Generously butter 2 baking sheets.
On the baking sheets, arrange the almond slivers in star-like clusters so that they can represent the head and legs of a turtle. Be sure to leave about 2 inches of space between the clusters. Sprinkle a generous 1/4 teaspoon of the diced orange peel over the almonds.
In a medium saucepan, combine 1/2 cup of the evaporated milk, the corn syrup, and sugar and bring to a boil. Add the remaining 1/2 cup evaporated milk and the 4 tablespoons of butter, and cook, stirring constantly, until it reaches the softball stage, 240 degrees F. Stir in the vanilla and remove from the heat. Let cool to 200 degrees F.
Using a tablespoon, spoon caramel on top of each nut cluster and let harden. (If the caramel becomes too stiff to pour, return to low heat, and cook, stirring constantly, until it returns to the proper consistency.)
Drizzle 1 tablespoon of the tempered chocolate over each cluster. Set aside in a cool place to harden. Store in an airtight container at room temperature for up to 1 week, with waxed paper separating the layers to prevent sticking.
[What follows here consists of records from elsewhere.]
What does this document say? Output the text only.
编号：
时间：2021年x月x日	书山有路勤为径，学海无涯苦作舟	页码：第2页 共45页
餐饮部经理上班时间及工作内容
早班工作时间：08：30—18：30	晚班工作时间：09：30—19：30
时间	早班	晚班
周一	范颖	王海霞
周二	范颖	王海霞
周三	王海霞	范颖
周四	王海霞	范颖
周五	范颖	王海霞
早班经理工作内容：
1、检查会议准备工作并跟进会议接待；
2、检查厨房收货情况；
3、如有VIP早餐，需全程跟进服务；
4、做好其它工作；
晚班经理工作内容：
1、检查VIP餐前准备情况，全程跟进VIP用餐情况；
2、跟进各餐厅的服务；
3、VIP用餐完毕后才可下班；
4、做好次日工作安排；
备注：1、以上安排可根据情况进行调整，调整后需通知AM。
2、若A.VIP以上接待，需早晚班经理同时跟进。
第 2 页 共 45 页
To make the white chocolate coating, in the top of a double boiler or in a metal bowl set over barely simmering water, combine 6 ounces of the chocolate with the vegetable shortening. Melt over low heat, stirring, until it reaches 116 to 118 degrees F, or feels fairly warm but not hot to the touch. Remove from the heat and stir in the remaining 2 ounces of chocolate. Continue stirring until the chocolate reaches 80 degrees F or feels cool to the touch. Return to low heat and cook, stirring, until the temperature rises to 85 to 87 degrees F, or feels barely cool. Remove from the heat. This recipe calls for tempering the white chocolate. This step is not necessary unless you are going to store the turtles for longer than 1 week or if you desire a shiny, professional chocolate appearance. You may simply melt the white chocolate with the shortening in a double boiler over low heat and proceed as directed.